The Talisman

7:00 AM


Paul Sérusier, The Talisman, 1888
By LIBBY ROHR

"Nature merely supplies us with inert materials. A human mind alone can arrange them in such a way that, through them, it can express its feelings and its thoughts and by means of correspondences. That is how we arrive at style, the ultimate aim of all art." - GalleryIntel

A soft breeze tickles your cheeks and you feel the sun shining down on your skin from the massive open sky, infusing everything it touches with a comforting, warm energy. The pond is calm today, but the trees seem to glow green and vibrant in the perfect summer air. You admire the reflection of nature on the water, like a perfect mirror image, rippling slightly. A feeling of expansive joy bubbles up from your core. You're at peace with world around you, in nature, as it. Sérusier has left you here, feeling pleasant and enthusiastic, drawn in by the energetic colors and abstract beauty of the isolation in nature. That's the power of the playful landscape: the inspiration of feeling and the experimentation with medium in a meaningful way.

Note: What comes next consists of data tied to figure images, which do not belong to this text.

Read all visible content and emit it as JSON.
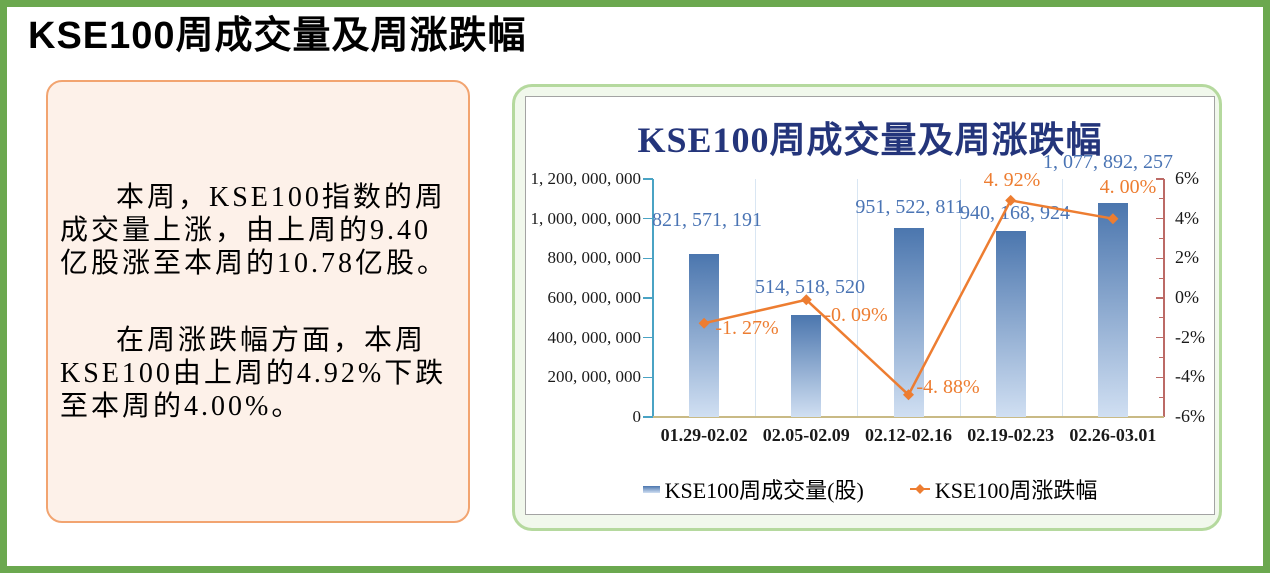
{
  "header": {
    "title": "KSE100周成交量及周涨跌幅"
  },
  "summary_panel": {
    "paragraphs": [
      "本周，KSE100指数的周成交量上涨，由上周的9.40亿股涨至本周的10.78亿股。",
      "在周涨跌幅方面，本周KSE100由上周的4.92%下跌至本周的4.00%。"
    ]
  },
  "chart_data": {
    "type": "combo",
    "title": "KSE100周成交量及周涨跌幅",
    "categories": [
      "01.29-02.02",
      "02.05-02.09",
      "02.12-02.16",
      "02.19-02.23",
      "02.26-03.01"
    ],
    "series": [
      {
        "name": "KSE100周成交量(股)",
        "type": "bar",
        "axis": "left",
        "values": [
          821571191,
          514518520,
          951522811,
          940168924,
          1077892257
        ],
        "labels": [
          "821, 571, 191",
          "514, 518, 520",
          "951, 522, 811",
          "940, 168, 924",
          "1, 077, 892, 257"
        ]
      },
      {
        "name": "KSE100周涨跌幅",
        "type": "line",
        "axis": "right",
        "values": [
          -1.27,
          -0.09,
          -4.88,
          4.92,
          4.0
        ],
        "labels": [
          "-1. 27%",
          "-0. 09%",
          "-4. 88%",
          "4. 92%",
          "4. 00%"
        ]
      }
    ],
    "left_axis": {
      "min": 0,
      "max": 1200000000,
      "step": 200000000,
      "tick_labels_top_to_bottom": [
        "1, 200, 000, 000",
        "1, 000, 000, 000",
        "800, 000, 000",
        "600, 000, 000",
        "400, 000, 000",
        "200, 000, 000",
        "0"
      ]
    },
    "right_axis": {
      "min": -6,
      "max": 6,
      "step": 2,
      "minor_step": 1,
      "tick_labels_top_to_bottom": [
        "6%",
        "4%",
        "2%",
        "0%",
        "-2%",
        "-4%",
        "-6%"
      ]
    },
    "legend_position": "bottom",
    "grid": "vertical-only"
  },
  "colors": {
    "page_border": "#6BA84F",
    "card_border": "#B5D99E",
    "card_bg": "#F1F8EC",
    "chart_border": "#A3A3A3",
    "chart_bg": "#FFFFFF",
    "panel_border": "#F2A470",
    "panel_bg": "#FDF1E9",
    "chart_title": "#24357B",
    "bar_top": "#4B76AE",
    "bar_bottom": "#D0DFF2",
    "bar_label": "#4A74B4",
    "line": "#ED7D31",
    "left_axis": "#4AA3C4",
    "right_axis": "#BC6A66",
    "bottom_axis": "#C9BA85",
    "gridline": "#D9E6F3",
    "axis_text": "#1A1A1A"
  }
}
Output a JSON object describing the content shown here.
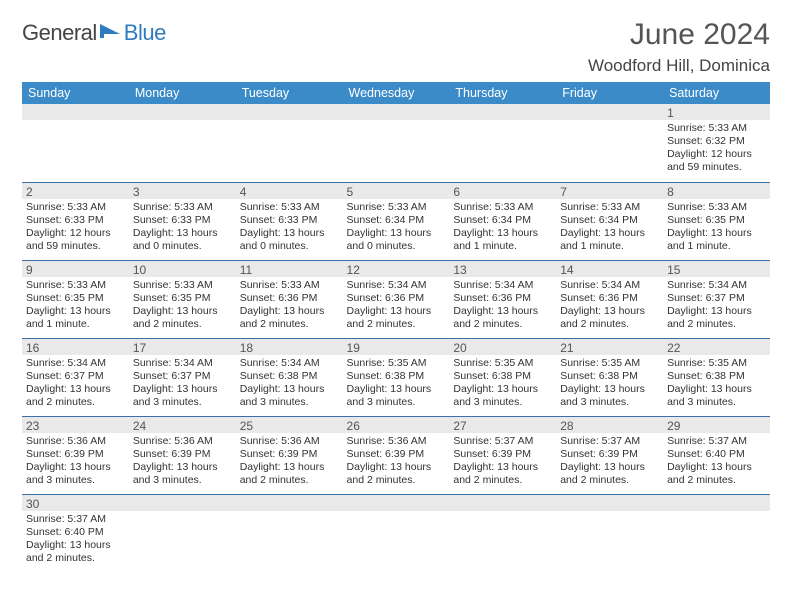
{
  "brand": {
    "part1": "General",
    "part2": "Blue"
  },
  "title": "June 2024",
  "location": "Woodford Hill, Dominica",
  "colors": {
    "header_bg": "#3b8bc9",
    "header_text": "#ffffff",
    "daynum_bg": "#e9e9e9",
    "row_border": "#3b6fa8",
    "title_color": "#555555",
    "body_text": "#333333"
  },
  "day_names": [
    "Sunday",
    "Monday",
    "Tuesday",
    "Wednesday",
    "Thursday",
    "Friday",
    "Saturday"
  ],
  "weeks": [
    [
      {
        "empty": true
      },
      {
        "empty": true
      },
      {
        "empty": true
      },
      {
        "empty": true
      },
      {
        "empty": true
      },
      {
        "empty": true
      },
      {
        "day": "1",
        "sunrise": "Sunrise: 5:33 AM",
        "sunset": "Sunset: 6:32 PM",
        "daylight": "Daylight: 12 hours and 59 minutes."
      }
    ],
    [
      {
        "day": "2",
        "sunrise": "Sunrise: 5:33 AM",
        "sunset": "Sunset: 6:33 PM",
        "daylight": "Daylight: 12 hours and 59 minutes."
      },
      {
        "day": "3",
        "sunrise": "Sunrise: 5:33 AM",
        "sunset": "Sunset: 6:33 PM",
        "daylight": "Daylight: 13 hours and 0 minutes."
      },
      {
        "day": "4",
        "sunrise": "Sunrise: 5:33 AM",
        "sunset": "Sunset: 6:33 PM",
        "daylight": "Daylight: 13 hours and 0 minutes."
      },
      {
        "day": "5",
        "sunrise": "Sunrise: 5:33 AM",
        "sunset": "Sunset: 6:34 PM",
        "daylight": "Daylight: 13 hours and 0 minutes."
      },
      {
        "day": "6",
        "sunrise": "Sunrise: 5:33 AM",
        "sunset": "Sunset: 6:34 PM",
        "daylight": "Daylight: 13 hours and 1 minute."
      },
      {
        "day": "7",
        "sunrise": "Sunrise: 5:33 AM",
        "sunset": "Sunset: 6:34 PM",
        "daylight": "Daylight: 13 hours and 1 minute."
      },
      {
        "day": "8",
        "sunrise": "Sunrise: 5:33 AM",
        "sunset": "Sunset: 6:35 PM",
        "daylight": "Daylight: 13 hours and 1 minute."
      }
    ],
    [
      {
        "day": "9",
        "sunrise": "Sunrise: 5:33 AM",
        "sunset": "Sunset: 6:35 PM",
        "daylight": "Daylight: 13 hours and 1 minute."
      },
      {
        "day": "10",
        "sunrise": "Sunrise: 5:33 AM",
        "sunset": "Sunset: 6:35 PM",
        "daylight": "Daylight: 13 hours and 2 minutes."
      },
      {
        "day": "11",
        "sunrise": "Sunrise: 5:33 AM",
        "sunset": "Sunset: 6:36 PM",
        "daylight": "Daylight: 13 hours and 2 minutes."
      },
      {
        "day": "12",
        "sunrise": "Sunrise: 5:34 AM",
        "sunset": "Sunset: 6:36 PM",
        "daylight": "Daylight: 13 hours and 2 minutes."
      },
      {
        "day": "13",
        "sunrise": "Sunrise: 5:34 AM",
        "sunset": "Sunset: 6:36 PM",
        "daylight": "Daylight: 13 hours and 2 minutes."
      },
      {
        "day": "14",
        "sunrise": "Sunrise: 5:34 AM",
        "sunset": "Sunset: 6:36 PM",
        "daylight": "Daylight: 13 hours and 2 minutes."
      },
      {
        "day": "15",
        "sunrise": "Sunrise: 5:34 AM",
        "sunset": "Sunset: 6:37 PM",
        "daylight": "Daylight: 13 hours and 2 minutes."
      }
    ],
    [
      {
        "day": "16",
        "sunrise": "Sunrise: 5:34 AM",
        "sunset": "Sunset: 6:37 PM",
        "daylight": "Daylight: 13 hours and 2 minutes."
      },
      {
        "day": "17",
        "sunrise": "Sunrise: 5:34 AM",
        "sunset": "Sunset: 6:37 PM",
        "daylight": "Daylight: 13 hours and 3 minutes."
      },
      {
        "day": "18",
        "sunrise": "Sunrise: 5:34 AM",
        "sunset": "Sunset: 6:38 PM",
        "daylight": "Daylight: 13 hours and 3 minutes."
      },
      {
        "day": "19",
        "sunrise": "Sunrise: 5:35 AM",
        "sunset": "Sunset: 6:38 PM",
        "daylight": "Daylight: 13 hours and 3 minutes."
      },
      {
        "day": "20",
        "sunrise": "Sunrise: 5:35 AM",
        "sunset": "Sunset: 6:38 PM",
        "daylight": "Daylight: 13 hours and 3 minutes."
      },
      {
        "day": "21",
        "sunrise": "Sunrise: 5:35 AM",
        "sunset": "Sunset: 6:38 PM",
        "daylight": "Daylight: 13 hours and 3 minutes."
      },
      {
        "day": "22",
        "sunrise": "Sunrise: 5:35 AM",
        "sunset": "Sunset: 6:38 PM",
        "daylight": "Daylight: 13 hours and 3 minutes."
      }
    ],
    [
      {
        "day": "23",
        "sunrise": "Sunrise: 5:36 AM",
        "sunset": "Sunset: 6:39 PM",
        "daylight": "Daylight: 13 hours and 3 minutes."
      },
      {
        "day": "24",
        "sunrise": "Sunrise: 5:36 AM",
        "sunset": "Sunset: 6:39 PM",
        "daylight": "Daylight: 13 hours and 3 minutes."
      },
      {
        "day": "25",
        "sunrise": "Sunrise: 5:36 AM",
        "sunset": "Sunset: 6:39 PM",
        "daylight": "Daylight: 13 hours and 2 minutes."
      },
      {
        "day": "26",
        "sunrise": "Sunrise: 5:36 AM",
        "sunset": "Sunset: 6:39 PM",
        "daylight": "Daylight: 13 hours and 2 minutes."
      },
      {
        "day": "27",
        "sunrise": "Sunrise: 5:37 AM",
        "sunset": "Sunset: 6:39 PM",
        "daylight": "Daylight: 13 hours and 2 minutes."
      },
      {
        "day": "28",
        "sunrise": "Sunrise: 5:37 AM",
        "sunset": "Sunset: 6:39 PM",
        "daylight": "Daylight: 13 hours and 2 minutes."
      },
      {
        "day": "29",
        "sunrise": "Sunrise: 5:37 AM",
        "sunset": "Sunset: 6:40 PM",
        "daylight": "Daylight: 13 hours and 2 minutes."
      }
    ],
    [
      {
        "day": "30",
        "sunrise": "Sunrise: 5:37 AM",
        "sunset": "Sunset: 6:40 PM",
        "daylight": "Daylight: 13 hours and 2 minutes."
      },
      {
        "empty": true
      },
      {
        "empty": true
      },
      {
        "empty": true
      },
      {
        "empty": true
      },
      {
        "empty": true
      },
      {
        "empty": true
      }
    ]
  ]
}
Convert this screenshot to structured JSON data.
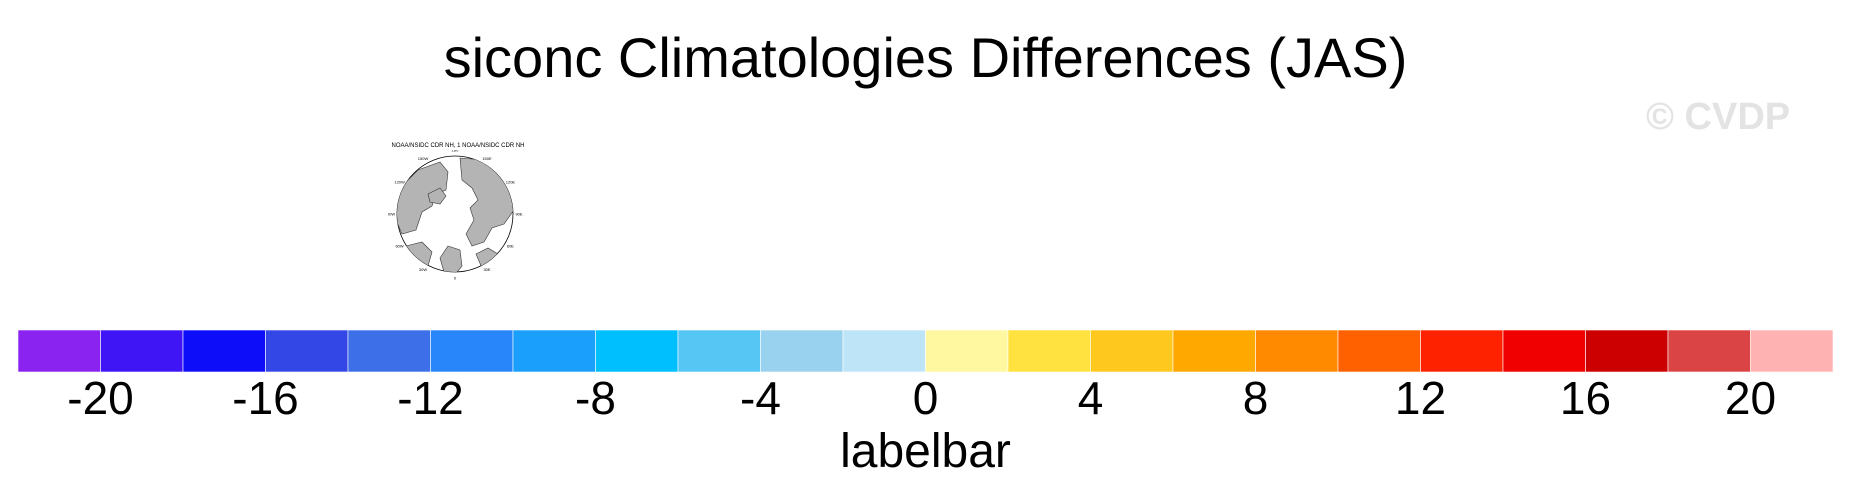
{
  "title": "siconc Climatologies Differences (JAS)",
  "watermark": "© CVDP",
  "map_panel": {
    "title": "NOAA/NSIDC CDR NH, 1 NOAA/NSIDC CDR NH",
    "lon_labels": [
      "180",
      "150E",
      "120E",
      "90E",
      "60E",
      "30E",
      "0",
      "30W",
      "60W",
      "90W",
      "120W",
      "150W"
    ],
    "land_color": "#b4b4b4"
  },
  "chart_data": {
    "type": "colorbar",
    "title": "siconc Climatologies Differences (JAS)",
    "xlabel": "labelbar",
    "levels": [
      -22,
      -20,
      -18,
      -16,
      -14,
      -12,
      -10,
      -8,
      -6,
      -4,
      -2,
      0,
      2,
      4,
      6,
      8,
      10,
      12,
      14,
      16,
      18,
      20,
      22
    ],
    "tick_labels": [
      "-20",
      "-16",
      "-12",
      "-8",
      "-4",
      "0",
      "4",
      "8",
      "12",
      "16",
      "20"
    ],
    "tick_values": [
      -20,
      -16,
      -12,
      -8,
      -4,
      0,
      4,
      8,
      12,
      16,
      20
    ],
    "colors": [
      "#8a22f0",
      "#3f14f5",
      "#0d0dfa",
      "#3346e6",
      "#3d6fe8",
      "#2886fa",
      "#1aa0fc",
      "#00bfff",
      "#56c6f5",
      "#98d2ee",
      "#bde4f7",
      "#fff8a0",
      "#ffe240",
      "#ffc81f",
      "#ffa800",
      "#ff8a00",
      "#ff6000",
      "#ff2200",
      "#f00000",
      "#cc0000",
      "#db4444",
      "#ffb2b2"
    ]
  }
}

Sérusier, a dedicated apprentice under Gauguin and Bernard, often employs intense color to convey feeling. He painted this during his time in the Pont-Aven School, an artists' commune in Brittany, France. This particular work is painted in a Post-Impressionistic style called cloisonnism, characterized by its two dimensional appearance with big blocks of vibrant color. Talisman was painted under the close tutelage of Gauguin one afternoon in 1888. He said to Sérusier that day, "How do you see these trees? They are yellow. Well, then, put down yellow. And that shadow is rather blue. So render it with pure ultramarine. Those red leaves. Use vermilion."  This landscape does not just represent the visual aspect of this intimate place, but uses color and brush strokes to evoke the feeling of being there as well. The specific location expressed in this painting means far less than the style, technique, color, and feeling of the work. 

In Brettell's Modern Art, this painting falls under a chapter labeled Anti-Iconography. Brettell uses this work as an argument that some artists painted intentionally banal subjects of no particular meaning with no commentary and no reason in order to focus on the physical painting of the work and the feeling it evokes in the reader. While this is partially true, the more I discover about this particular landscape, the more Brettell seems false in his analysis of this painting. This small oil on wood was a revelation for a man like Sérusier, and in fact he brought it back to Paris and it became the central piece that spurred the Nabi movement. For a painting with allegedly no social stance and no meaning in its subject, it sure did make a massive cultural statement. 

Although the exact location that makes up the subject of this work might be normal or unimportant, the work itself cannot be considered anything other than revolutionary. Whether or not this painting speaks to you, it is undeniably powerful in its revolutionary style and in the strength with which it conveys its feeling. To call any part of this meaningless would be a ridiculous assertion. The Talisman's beauty is in its freedom of interpretation and in its ability to mean something different to everyone that sees it. Some take a glance and walk on by while others see it and take it as inspiration for a collection of art prophets. It's all just proof that, in the incredibly complex world of art, a landscape is never just a landscape: it is the million things it represents and its nature to influence all that see it.